Frist Art Museum presents Community Exhibition

Connect/Disconnect: Growth in the "It" City

Frist Art Museum presents Community Exhibition

NASHVILLE, Tenn. (February 5, 2018)—The Frist Art Museum presents Connect/Disconnect: Growth in the “It” City, an exhibition of photographs by Davidson County residents of diverse ages and backgrounds, capturing how the area’s population boom has affected them and the lives of the people around them. Organized by the Frist Art Museum, the exhibition will be on display in the always free Conte Community Arts Gallery from March 22 through August 4, 2019.

Connect/Disconnect is a community exhibition inspired by a 2017 Tennessean article about how Nashville has been growing at a rate of one hundred people per day. The exhibition explores the rising connectivity between neighborhoods and communities, and the potential for disconnection between people and socioeconomic classes as the city strives to adapt to record growth.

“Nashville has seen significant change since the Frist opened in 2001,” says Shaun Giles, assistant director for community engagement. “Neighborhoods have been transformed, downtown has grown in stature as a cultural center, and the city’s art scene has come into its own, but this progress has come with challenges, such as increased housing costs and a population that is grappling with Nashville’s current infrastructure.”

Wanting to provide a platform for individuals to share their views, the Frist issued a call for digital photographs that address the theme of connection or disconnection in our communities. Nearly two hundred images were submitted by more than one hundred Davidson County residents. Fifty photographs were chosen by a panel of three jurors: Frist Art Museum executive director and CEO Susan H. Edwards, educator and photographer Carlton Wilkinson, and musician and photographer Marty Stuart, whose work was the subject of the 2014 Frist exhibition American Ballads: The Photographs of Marty Stuart.

“The images represent a range of perspectives, from depictions of friends and neighbors to old and new homes, construction sites, and recognizable landmarks,” says Giles. “The photos are intended to promote conversation and present a broader view of the city through the eyes of those who live here.” Because these images also capture a historic moment of a city in transition, they will be added to an archive maintained by the Nashville Public Library’s Special Collections Division.


Public Programs

Friday, March 22 Community Opening:
10:00 a.m.–9:00 p.m. Connect/Disconnect

Conte Community Arts Gallery
Free and open to the public

The fifty photographs in Connect/Disconnect: Growth in the “It” City represent a range of perspectives on Nashville, from depictions of friends and neighbors to old and new homes, construction sites, and recognizable landmarks. During the celebration at the Frist, the Nashville Public Library will be collecting stories related to the themes of the exhibition.
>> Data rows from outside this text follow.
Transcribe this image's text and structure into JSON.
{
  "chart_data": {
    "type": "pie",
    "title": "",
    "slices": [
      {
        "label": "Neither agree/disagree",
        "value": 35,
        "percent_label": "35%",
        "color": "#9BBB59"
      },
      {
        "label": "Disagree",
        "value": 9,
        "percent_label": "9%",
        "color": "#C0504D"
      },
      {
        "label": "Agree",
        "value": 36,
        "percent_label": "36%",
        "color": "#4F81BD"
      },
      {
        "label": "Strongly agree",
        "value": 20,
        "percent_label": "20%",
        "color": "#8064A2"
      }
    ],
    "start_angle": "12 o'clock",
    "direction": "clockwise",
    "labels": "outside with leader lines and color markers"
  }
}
Thursday, May 16 Community in Dialogue:
6:30 p.m. Connect/Disconnect

Meet at the exhibition entrance
Free; reservations required
Questions? Call 615.744.3355.

Share your own stories of how Nashville’s changing neighborhoods have affected your daily life in this mediated conversation inspired by the exhibition.
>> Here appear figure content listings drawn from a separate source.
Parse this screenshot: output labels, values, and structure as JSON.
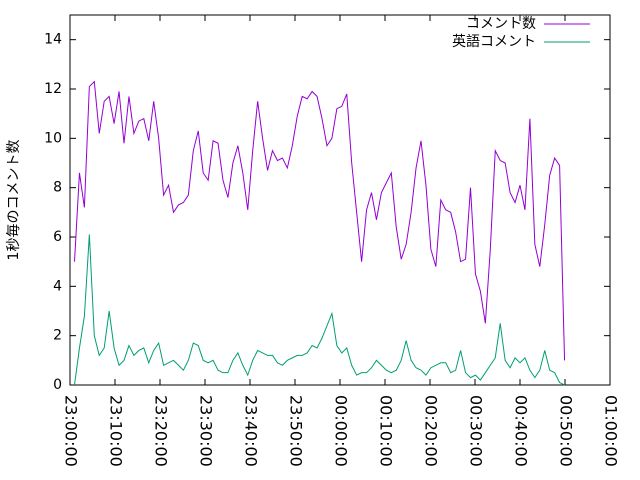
{
  "chart_data": {
    "type": "line",
    "ylabel": "1秒毎のコメント数",
    "x": [
      1,
      2.1,
      3.2,
      4.3,
      5.4,
      6.5,
      7.6,
      8.7,
      9.8,
      10.9,
      12,
      13.1,
      14.2,
      15.3,
      16.4,
      17.5,
      18.6,
      19.7,
      20.8,
      21.9,
      23,
      24.1,
      25.2,
      26.3,
      27.4,
      28.5,
      29.6,
      30.7,
      31.8,
      32.9,
      34,
      35.1,
      36.2,
      37.3,
      38.4,
      39.5,
      40.6,
      41.7,
      42.8,
      43.9,
      45,
      46.1,
      47.2,
      48.3,
      49.4,
      50.5,
      51.6,
      52.7,
      53.8,
      54.9,
      56,
      57.1,
      58.2,
      59.3,
      60.4,
      61.5,
      62.6,
      63.7,
      64.8,
      65.9,
      67,
      68.1,
      69.2,
      70.3,
      71.4,
      72.5,
      73.6,
      74.7,
      75.8,
      76.9,
      78,
      79.1,
      80.2,
      81.3,
      82.4,
      83.5,
      84.6,
      85.7,
      86.8,
      87.9,
      89,
      90.1,
      91.2,
      92.3,
      93.4,
      94.5,
      95.6,
      96.7,
      97.8,
      98.9,
      100,
      101.1,
      102.2,
      103.3,
      104.4,
      105.5,
      106.6,
      107.7,
      108.8,
      109.9
    ],
    "series": [
      {
        "name": "コメント数",
        "color": "#9400d3",
        "values": [
          5.0,
          8.6,
          7.2,
          12.1,
          12.3,
          10.2,
          11.5,
          11.7,
          10.6,
          11.9,
          9.8,
          11.7,
          10.2,
          10.7,
          10.8,
          9.9,
          11.5,
          10.0,
          7.7,
          8.1,
          7.0,
          7.3,
          7.4,
          7.7,
          9.5,
          10.3,
          8.6,
          8.3,
          9.9,
          9.8,
          8.3,
          7.6,
          9.0,
          9.7,
          8.6,
          7.1,
          9.5,
          11.5,
          10.0,
          8.7,
          9.5,
          9.1,
          9.2,
          8.8,
          9.7,
          10.9,
          11.7,
          11.6,
          11.9,
          11.7,
          10.8,
          9.7,
          10.0,
          11.2,
          11.3,
          11.8,
          9.0,
          7.0,
          5.0,
          7.1,
          7.8,
          6.7,
          7.8,
          8.2,
          8.6,
          6.4,
          5.1,
          5.7,
          7.0,
          8.8,
          9.9,
          8.1,
          5.5,
          4.8,
          7.5,
          7.1,
          7.0,
          6.2,
          5.0,
          5.1,
          8.0,
          4.5,
          3.8,
          2.5,
          5.5,
          9.5,
          9.1,
          9.0,
          7.8,
          7.4,
          8.1,
          7.1,
          10.8,
          5.7,
          4.8,
          6.5,
          8.5,
          9.2,
          8.9,
          1.0
        ]
      },
      {
        "name": "英語コメント",
        "color": "#009e73",
        "values": [
          0.0,
          1.5,
          2.8,
          6.1,
          2.0,
          1.2,
          1.5,
          3.0,
          1.5,
          0.8,
          1.0,
          1.6,
          1.2,
          1.4,
          1.5,
          0.9,
          1.4,
          1.7,
          0.8,
          0.9,
          1.0,
          0.8,
          0.6,
          1.0,
          1.7,
          1.6,
          1.0,
          0.9,
          1.0,
          0.6,
          0.5,
          0.5,
          1.0,
          1.3,
          0.8,
          0.4,
          1.0,
          1.4,
          1.3,
          1.2,
          1.2,
          0.9,
          0.8,
          1.0,
          1.1,
          1.2,
          1.2,
          1.3,
          1.6,
          1.5,
          1.9,
          2.4,
          2.9,
          1.6,
          1.3,
          1.5,
          0.8,
          0.4,
          0.5,
          0.5,
          0.7,
          1.0,
          0.8,
          0.6,
          0.5,
          0.6,
          1.0,
          1.8,
          1.0,
          0.7,
          0.6,
          0.4,
          0.7,
          0.8,
          0.9,
          0.9,
          0.5,
          0.6,
          1.4,
          0.5,
          0.3,
          0.4,
          0.2,
          0.5,
          0.8,
          1.1,
          2.5,
          1.0,
          0.7,
          1.1,
          0.9,
          1.1,
          0.6,
          0.3,
          0.6,
          1.4,
          0.6,
          0.5,
          0.1,
          0.0
        ]
      }
    ],
    "xlim": [
      0,
      120
    ],
    "xticks": [
      {
        "value": 0,
        "label": "23:00:00"
      },
      {
        "value": 10,
        "label": "23:10:00"
      },
      {
        "value": 20,
        "label": "23:20:00"
      },
      {
        "value": 30,
        "label": "23:30:00"
      },
      {
        "value": 40,
        "label": "23:40:00"
      },
      {
        "value": 50,
        "label": "23:50:00"
      },
      {
        "value": 60,
        "label": "00:00:00"
      },
      {
        "value": 70,
        "label": "00:10:00"
      },
      {
        "value": 80,
        "label": "00:20:00"
      },
      {
        "value": 90,
        "label": "00:30:00"
      },
      {
        "value": 100,
        "label": "00:40:00"
      },
      {
        "value": 110,
        "label": "00:50:00"
      },
      {
        "value": 120,
        "label": "01:00:00"
      }
    ],
    "ylim": [
      0,
      15
    ],
    "yticks": [
      0,
      2,
      4,
      6,
      8,
      10,
      12,
      14
    ],
    "legend": "top-right"
  }
}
Moderated by Learotha Williams, associate professor of history at Tennessee State University and coordinator of the North Nashville Heritage Project, topics of conversation may include the impact of transit and housing, the ongoing effects of recent and historical events, or the connection or disconnection that Nashville residents are experiencing during this time of change.

Community in Dialogue is a new program designed for small group discussion about current topics of relevancy to our community and facilitated by a community thought leader. Class size is limited to promote active participation by attendees.


Sponsor Acknowledgment

Connect/Disconnect is sponsored in part by our O’Keeffe Circle members, the U.S. Bank Foundation, and the Bonnaroo Works Fund.

The Frist Art Museum is supported in part by the Metro Nashville Arts Commission, the Tennessee Arts Commission, and the National Endowment for the Arts.